Unbreakable Kimmy : Netflix se lance dans la sitcom

La toute nouvelle série de Netflix est disponible depuis le week-end dernier, en France comme aux Etats-Unis. Buzzles l’a regardée pour vous.

Après House of Cards, Orange Is the New Black, ou plus récemment Marco Polo, la plateforme de streaming payante, qui propose aussi ses contenus originaux, se lance dans la comédie, et plus précisément dans la sitcom. En effet, Netflix était jusque-là connue pour ses formats longs et dramatiques : de la vie dans une prison de femmes, sur fond de trafic de drogue, pour Orange Is The New Black, aux voyages de Marco Polo dans la série éponyme, à la façon de The Borgias, à savoir beaucoup de sang, beaucoup de sexe. Des séries toujours du même format : 50 min environ par épisode. Mais cette fois le site de streaming propose à ses abonnés une sitcom, c’est-à-dire des épisodes de 20 min, drôles, simples, et légers. Netflix n’a plus besoin de prouver sa capacité à investir dans de lourds formats hollywoodiens qui en imposent, et prend un bol d’air frais avec sa nouvelle série.

gif titus

Titus, le nouveau colocataire de Kimmy, oisif et fainéant : « Mais j’ai déjà fait quelque chose aujourd’hui ! » (crédit : buzzfeed.com)

Une bande-originale qui réveille, des couleurs très vives, des punchlines à foison, Unbreakable Kimmy Schmidt apporte un peu de fraîcheur aux créations de Netflix.

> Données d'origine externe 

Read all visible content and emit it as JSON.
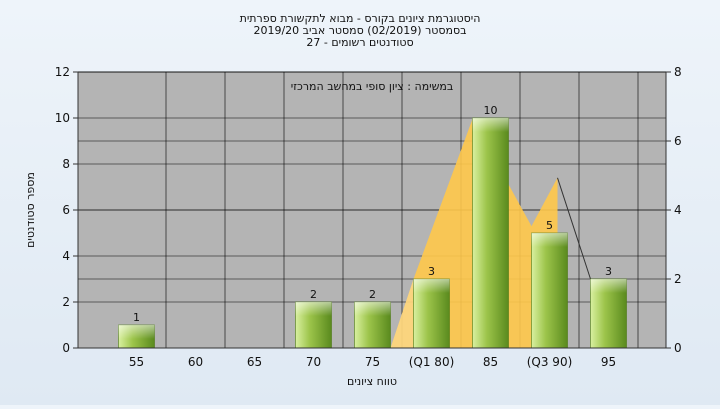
{
  "chart_data": {
    "type": "bar",
    "title_lines": [
      "היסטוגרמת ציונים בקורס - מבוא לתקשורת ספרתית",
      "בסמסטר  (02/2019)  סמסטר אביב 2019/20",
      "סטודנטים רשומים - 27"
    ],
    "annotation": "במשימה : ציון סופי במחשב המרכזי",
    "xlabel": "טווח ציונים",
    "ylabel": "מספר סטודנטים",
    "categories": [
      "55",
      "60",
      "65",
      "70",
      "75",
      "(Q1 80)",
      "85",
      "(Q3 90)",
      "95"
    ],
    "values": [
      1,
      0,
      0,
      2,
      2,
      3,
      10,
      5,
      3
    ],
    "ylim": [
      0,
      12
    ],
    "yticks": [
      "0",
      "2",
      "4",
      "6",
      "8",
      "10",
      "12"
    ],
    "y2lim": [
      0,
      8
    ],
    "y2ticks": [
      "0",
      "2",
      "4",
      "6",
      "8"
    ],
    "grid": true,
    "colors": {
      "plot_bg": "#b4b4b4",
      "bar_light": "#d9f0a0",
      "bar_mid": "#9cc44a",
      "bar_dark": "#5a8a1e",
      "band": "#ffc84a",
      "grid": "#000000"
    }
  }
}
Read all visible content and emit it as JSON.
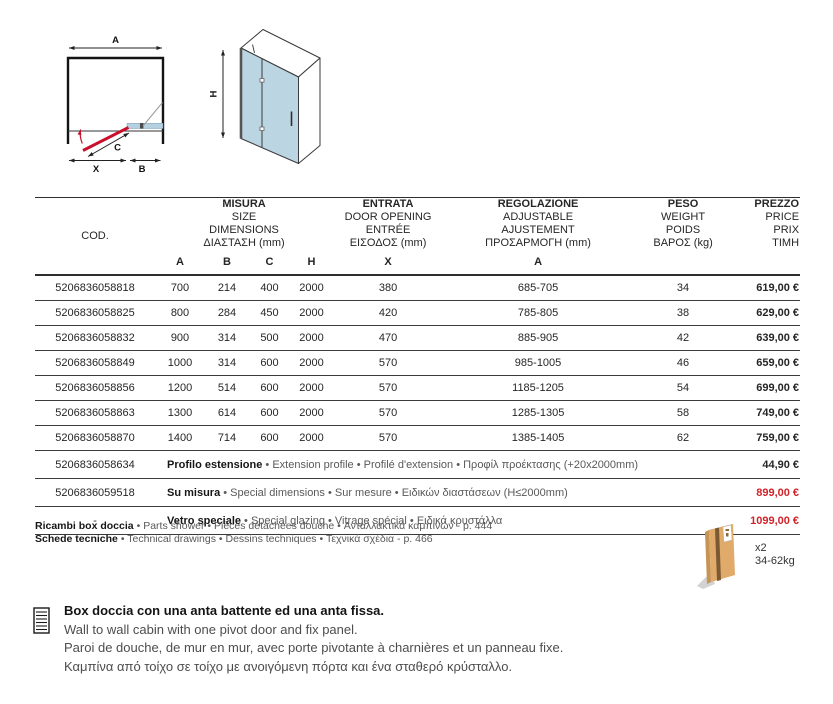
{
  "diagram": {
    "plan": {
      "label_a": "A",
      "label_b": "B",
      "label_c": "C",
      "label_x": "X"
    },
    "elevation": {
      "label_h": "H"
    }
  },
  "table": {
    "cod_header": "COD.",
    "groups": {
      "misura": [
        "MISURA",
        "SIZE",
        "DIMENSIONS",
        "ΔΙΑΣΤΑΣΗ (mm)"
      ],
      "entrata": [
        "ENTRATA",
        "DOOR OPENING",
        "ENTRÉE",
        "ΕΙΣΟΔΟΣ (mm)"
      ],
      "regolazione": [
        "REGOLAZIONE",
        "ADJUSTABLE",
        "AJUSTEMENT",
        "ΠΡΟΣΑΡΜΟΓΗ (mm)"
      ],
      "peso": [
        "PESO",
        "WEIGHT",
        "POIDS",
        "ΒΑΡΟΣ (kg)"
      ],
      "prezzo": [
        "PREZZO",
        "PRICE",
        "PRIX",
        "ΤΙΜΗ"
      ]
    },
    "subheaders": {
      "a": "A",
      "b": "B",
      "c": "C",
      "h": "H",
      "x": "X",
      "adj": "A"
    },
    "rows": [
      {
        "cod": "5206836058818",
        "a": "700",
        "b": "214",
        "c": "400",
        "h": "2000",
        "x": "380",
        "adj": "685-705",
        "kg": "34",
        "price": "619,00 €"
      },
      {
        "cod": "5206836058825",
        "a": "800",
        "b": "284",
        "c": "450",
        "h": "2000",
        "x": "420",
        "adj": "785-805",
        "kg": "38",
        "price": "629,00 €"
      },
      {
        "cod": "5206836058832",
        "a": "900",
        "b": "314",
        "c": "500",
        "h": "2000",
        "x": "470",
        "adj": "885-905",
        "kg": "42",
        "price": "639,00 €"
      },
      {
        "cod": "5206836058849",
        "a": "1000",
        "b": "314",
        "c": "600",
        "h": "2000",
        "x": "570",
        "adj": "985-1005",
        "kg": "46",
        "price": "659,00 €"
      },
      {
        "cod": "5206836058856",
        "a": "1200",
        "b": "514",
        "c": "600",
        "h": "2000",
        "x": "570",
        "adj": "1185-1205",
        "kg": "54",
        "price": "699,00 €"
      },
      {
        "cod": "5206836058863",
        "a": "1300",
        "b": "614",
        "c": "600",
        "h": "2000",
        "x": "570",
        "adj": "1285-1305",
        "kg": "58",
        "price": "749,00 €"
      },
      {
        "cod": "5206836058870",
        "a": "1400",
        "b": "714",
        "c": "600",
        "h": "2000",
        "x": "570",
        "adj": "1385-1405",
        "kg": "62",
        "price": "759,00 €"
      }
    ],
    "special_rows": [
      {
        "cod": "5206836058634",
        "bold": "Profilo estensione",
        "rest": "• Extension profile • Profilé d'extension • Προφίλ προέκτασης (+20x2000mm)",
        "price": "44,90 €",
        "price_red": false
      },
      {
        "cod": "5206836059518",
        "bold": "Su misura",
        "rest": "• Special dimensions • Sur mesure • Ειδικών διαστάσεων (H≤2000mm)",
        "price": "899,00 €",
        "price_red": true
      },
      {
        "cod": "-",
        "bold": "Vetro speciale",
        "rest": "• Special glazing • Vitrage spécial • Ειδικά κρυστάλλα",
        "price": "1099,00 €",
        "price_red": true
      }
    ]
  },
  "footnotes": [
    {
      "bold": "Ricambi box doccia",
      "rest": "• Parts shower • Pièces détachées douche • Ανταλλακτικά καμπινών - p. 444"
    },
    {
      "bold": "Schede tecniche",
      "rest": "• Technical drawings • Dessins techniques • Τεχνικά σχέδια - p. 466"
    }
  ],
  "package": {
    "quantity": "x2",
    "weight": "34-62kg"
  },
  "description": {
    "it": "Box doccia con una anta battente ed una anta fissa.",
    "en": "Wall to wall cabin with one pivot door and fix panel.",
    "fr": "Paroi de douche, de mur en mur, avec porte pivotante à charnières et un panneau fixe.",
    "el": "Καμπίνα από τοίχο σε τοίχο με ανοιγόμενη πόρτα και ένα σταθερό κρύσταλλο."
  },
  "colors": {
    "price_red": "#d2232a",
    "door_red": "#c8102e",
    "glass_blue": "#b5d0e0",
    "box_tan": "#e0aa6b"
  }
}
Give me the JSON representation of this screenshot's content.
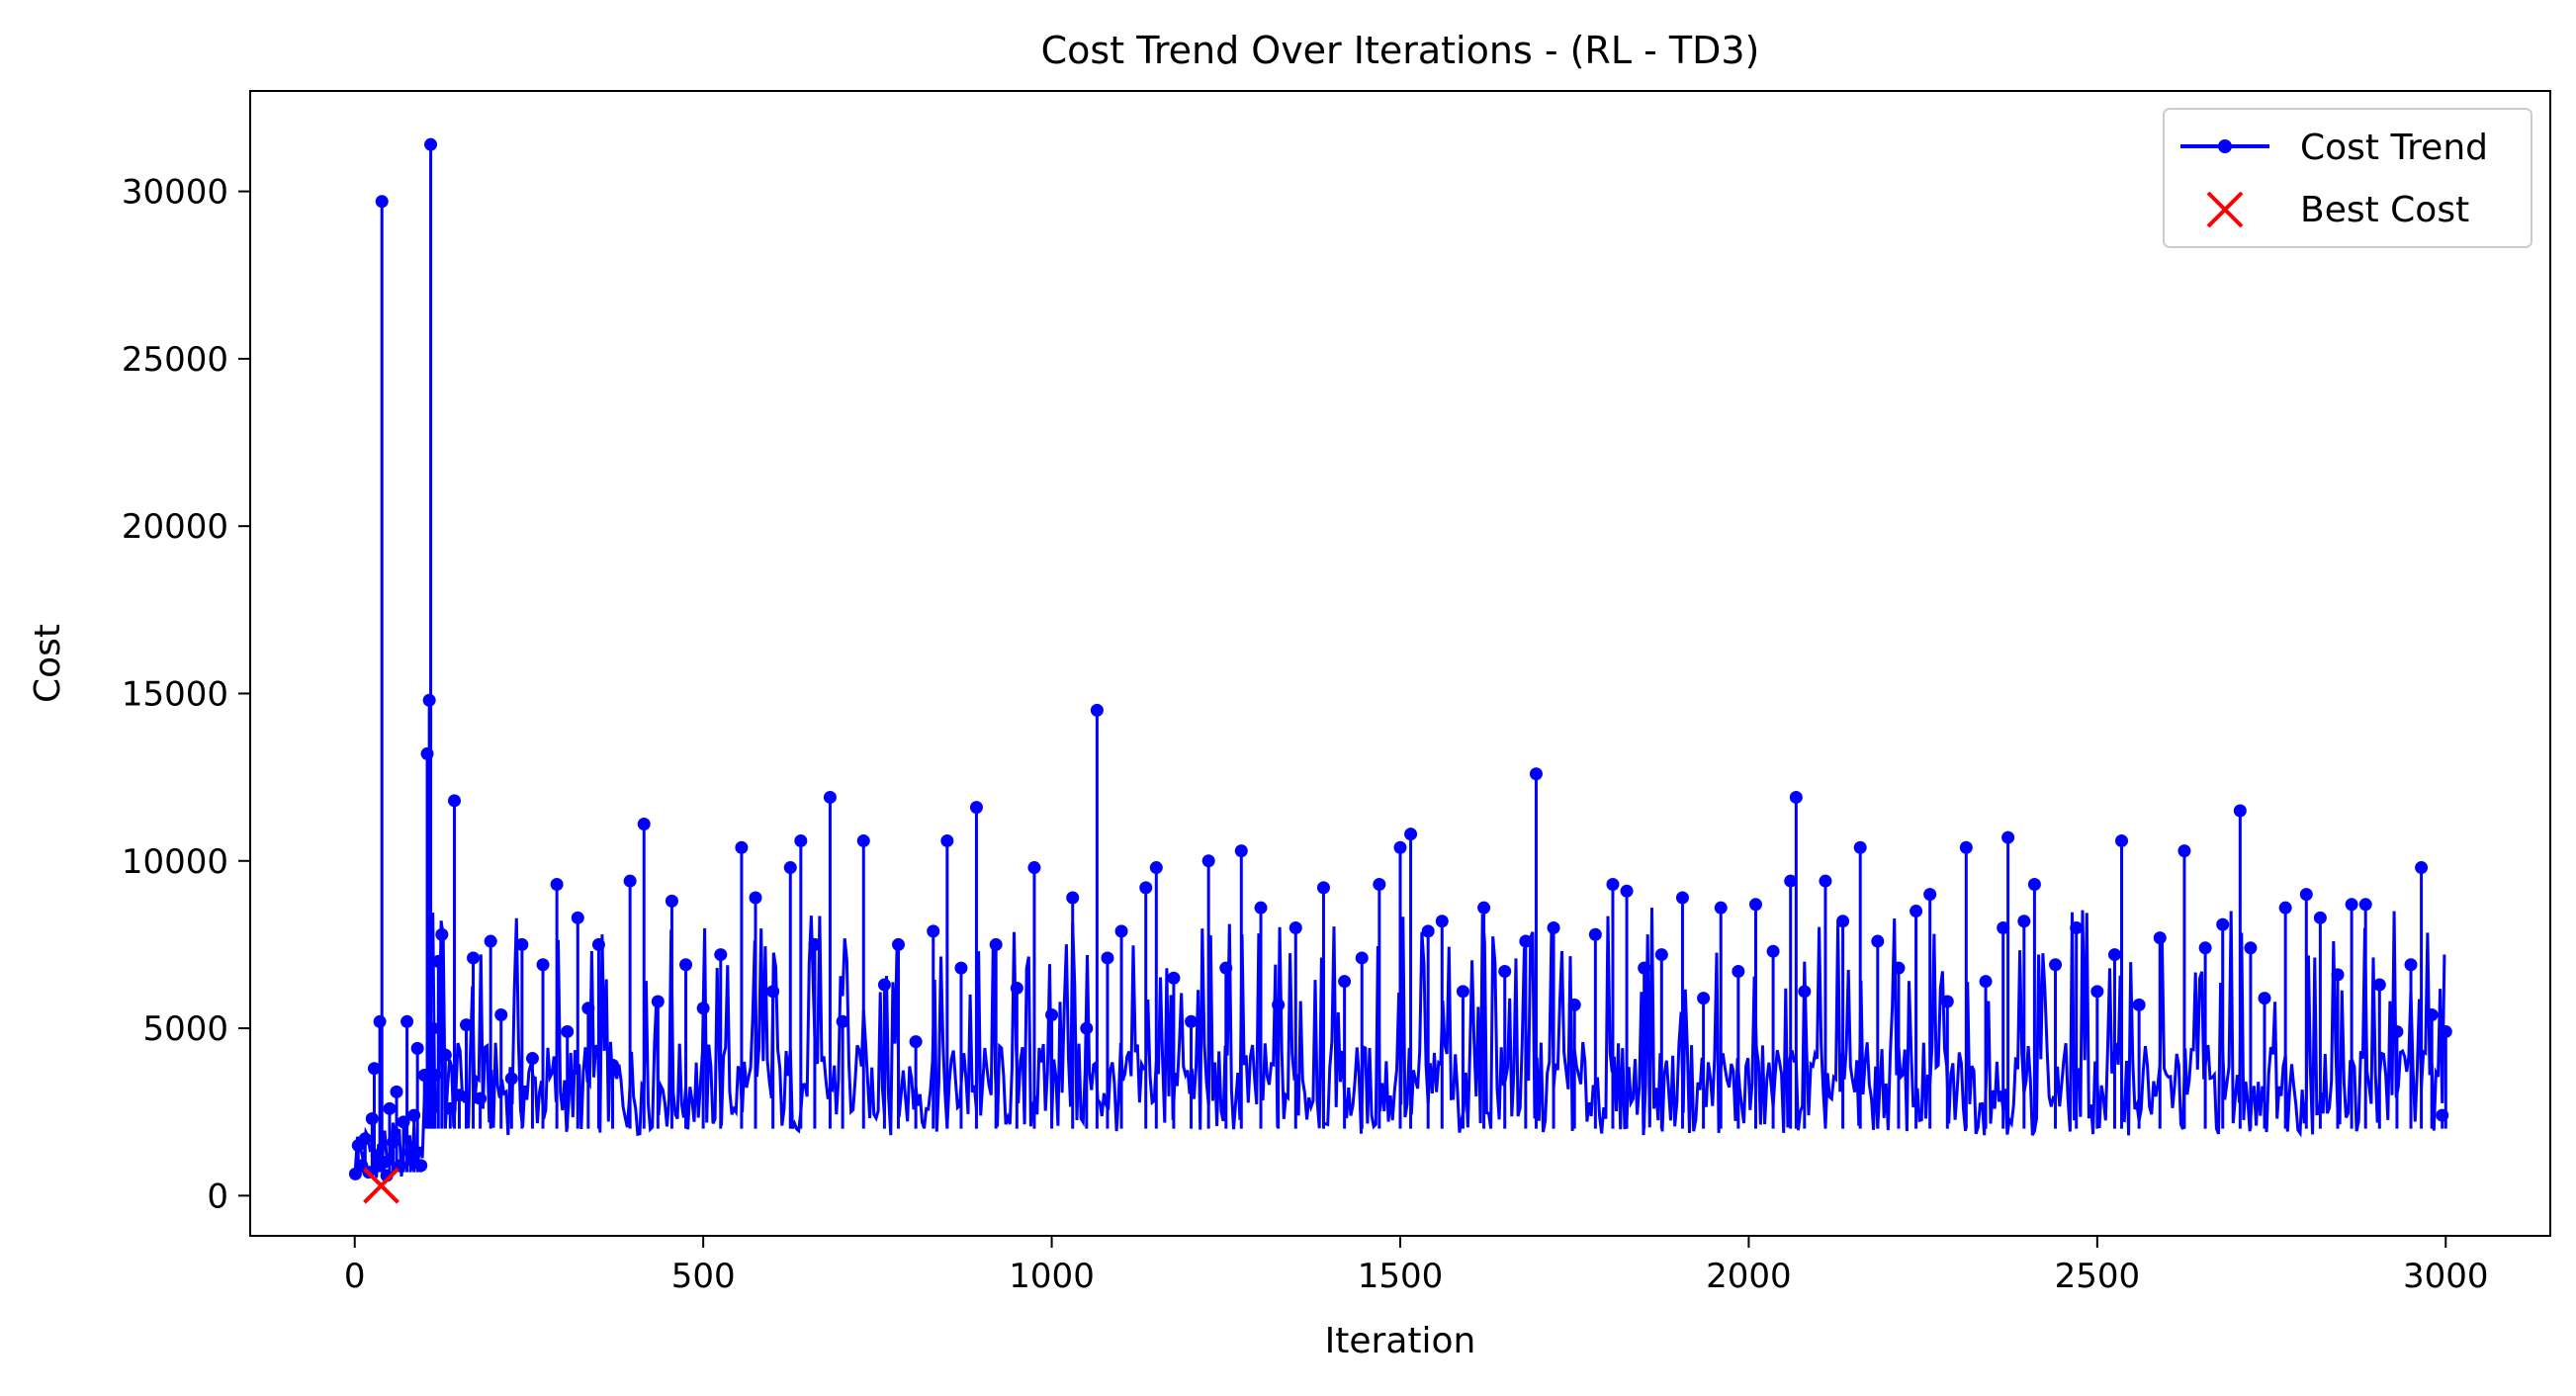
{
  "chart_data": {
    "type": "line",
    "title": "Cost Trend Over Iterations - (RL - TD3)",
    "xlabel": "Iteration",
    "ylabel": "Cost",
    "xlim": [
      -150,
      3150
    ],
    "ylim": [
      -1200,
      33000
    ],
    "xticks": [
      0,
      500,
      1000,
      1500,
      2000,
      2500,
      3000
    ],
    "yticks": [
      0,
      5000,
      10000,
      15000,
      20000,
      25000,
      30000
    ],
    "grid": false,
    "legend": {
      "placement": "top-right",
      "entries": [
        "Cost Trend",
        "Best Cost"
      ]
    },
    "series": [
      {
        "name": "Cost Trend",
        "color": "#0000ff",
        "marker": "dot",
        "x_start": 1,
        "x_end": 3000,
        "points": [
          [
            1,
            650
          ],
          [
            5,
            1500
          ],
          [
            10,
            900
          ],
          [
            15,
            1700
          ],
          [
            20,
            700
          ],
          [
            25,
            2300
          ],
          [
            28,
            3800
          ],
          [
            32,
            1200
          ],
          [
            36,
            5200
          ],
          [
            39,
            29700
          ],
          [
            42,
            1000
          ],
          [
            46,
            600
          ],
          [
            50,
            2600
          ],
          [
            55,
            1600
          ],
          [
            60,
            3100
          ],
          [
            65,
            900
          ],
          [
            70,
            2200
          ],
          [
            75,
            5200
          ],
          [
            80,
            1300
          ],
          [
            85,
            2400
          ],
          [
            90,
            4400
          ],
          [
            95,
            900
          ],
          [
            100,
            3600
          ],
          [
            104,
            13200
          ],
          [
            107,
            14800
          ],
          [
            109,
            31400
          ],
          [
            112,
            5000
          ],
          [
            115,
            3600
          ],
          [
            120,
            7000
          ],
          [
            125,
            7800
          ],
          [
            130,
            4200
          ],
          [
            137,
            2600
          ],
          [
            143,
            11800
          ],
          [
            150,
            3000
          ],
          [
            160,
            5100
          ],
          [
            170,
            7100
          ],
          [
            180,
            2900
          ],
          [
            195,
            7600
          ],
          [
            210,
            5400
          ],
          [
            225,
            3500
          ],
          [
            240,
            7500
          ],
          [
            255,
            4100
          ],
          [
            270,
            6900
          ],
          [
            290,
            9300
          ],
          [
            305,
            4900
          ],
          [
            320,
            8300
          ],
          [
            335,
            5600
          ],
          [
            350,
            7500
          ],
          [
            370,
            3900
          ],
          [
            395,
            9400
          ],
          [
            415,
            11100
          ],
          [
            435,
            5800
          ],
          [
            455,
            8800
          ],
          [
            475,
            6900
          ],
          [
            500,
            5600
          ],
          [
            525,
            7200
          ],
          [
            555,
            10400
          ],
          [
            575,
            8900
          ],
          [
            600,
            6100
          ],
          [
            625,
            9800
          ],
          [
            640,
            10600
          ],
          [
            660,
            7500
          ],
          [
            682,
            11900
          ],
          [
            700,
            5200
          ],
          [
            730,
            10600
          ],
          [
            760,
            6300
          ],
          [
            780,
            7500
          ],
          [
            805,
            4600
          ],
          [
            830,
            7900
          ],
          [
            850,
            10600
          ],
          [
            870,
            6800
          ],
          [
            892,
            11600
          ],
          [
            920,
            7500
          ],
          [
            950,
            6200
          ],
          [
            975,
            9800
          ],
          [
            1000,
            5400
          ],
          [
            1030,
            8900
          ],
          [
            1050,
            5000
          ],
          [
            1065,
            14500
          ],
          [
            1080,
            7100
          ],
          [
            1100,
            7900
          ],
          [
            1135,
            9200
          ],
          [
            1150,
            9800
          ],
          [
            1175,
            6500
          ],
          [
            1200,
            5200
          ],
          [
            1225,
            10000
          ],
          [
            1250,
            6800
          ],
          [
            1272,
            10300
          ],
          [
            1300,
            8600
          ],
          [
            1325,
            5700
          ],
          [
            1350,
            8000
          ],
          [
            1390,
            9200
          ],
          [
            1420,
            6400
          ],
          [
            1445,
            7100
          ],
          [
            1470,
            9300
          ],
          [
            1500,
            10400
          ],
          [
            1515,
            10800
          ],
          [
            1540,
            7900
          ],
          [
            1560,
            8200
          ],
          [
            1590,
            6100
          ],
          [
            1620,
            8600
          ],
          [
            1650,
            6700
          ],
          [
            1680,
            7600
          ],
          [
            1695,
            12600
          ],
          [
            1720,
            8000
          ],
          [
            1750,
            5700
          ],
          [
            1780,
            7800
          ],
          [
            1805,
            9300
          ],
          [
            1825,
            9100
          ],
          [
            1850,
            6800
          ],
          [
            1875,
            7200
          ],
          [
            1905,
            8900
          ],
          [
            1935,
            5900
          ],
          [
            1960,
            8600
          ],
          [
            1985,
            6700
          ],
          [
            2010,
            8700
          ],
          [
            2035,
            7300
          ],
          [
            2060,
            9400
          ],
          [
            2068,
            11900
          ],
          [
            2080,
            6100
          ],
          [
            2110,
            9400
          ],
          [
            2135,
            8200
          ],
          [
            2160,
            10400
          ],
          [
            2185,
            7600
          ],
          [
            2215,
            6800
          ],
          [
            2240,
            8500
          ],
          [
            2260,
            9000
          ],
          [
            2285,
            5800
          ],
          [
            2312,
            10400
          ],
          [
            2340,
            6400
          ],
          [
            2365,
            8000
          ],
          [
            2372,
            10700
          ],
          [
            2395,
            8200
          ],
          [
            2410,
            9300
          ],
          [
            2440,
            6900
          ],
          [
            2470,
            8000
          ],
          [
            2500,
            6100
          ],
          [
            2525,
            7200
          ],
          [
            2535,
            10600
          ],
          [
            2560,
            5700
          ],
          [
            2590,
            7700
          ],
          [
            2625,
            10300
          ],
          [
            2655,
            7400
          ],
          [
            2680,
            8100
          ],
          [
            2705,
            11500
          ],
          [
            2720,
            7400
          ],
          [
            2740,
            5900
          ],
          [
            2770,
            8600
          ],
          [
            2800,
            9000
          ],
          [
            2820,
            8300
          ],
          [
            2845,
            6600
          ],
          [
            2865,
            8700
          ],
          [
            2885,
            8700
          ],
          [
            2905,
            6300
          ],
          [
            2930,
            4900
          ],
          [
            2950,
            6900
          ],
          [
            2965,
            9800
          ],
          [
            2980,
            5400
          ],
          [
            2995,
            2400
          ],
          [
            3000,
            4900
          ]
        ]
      }
    ],
    "best_cost": {
      "name": "Best Cost",
      "color": "#ff0000",
      "marker": "x",
      "x": 38,
      "y": 300
    }
  }
}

Le synopsis est original pour une sitcom : Kimmy et trois autres femmes ont été enfermées pendant quinze ans par un « révérend », qui leur faisait croire qu’elles et lui étaient les seuls survivants de l’apocalypse. Exit les scénarios vus et revus de ce genre de séries : pas de bande de copains, pas de bars. Mais les créateurs Robert Carlock et Tina Fey (également à l’origine de 30 Rock) ne résistent pas à tous les stéréotypes de la sitcom : la série se passe à New York, et dès le premier épisode Kimmy trouve un coloc’ ! Friends et How I met Your Mother ne sont pas bien loin.

kimmy photo

Unbreakable Kimmy, la nouvelle série de Netflix. (crédit : digitalspy.co.uk)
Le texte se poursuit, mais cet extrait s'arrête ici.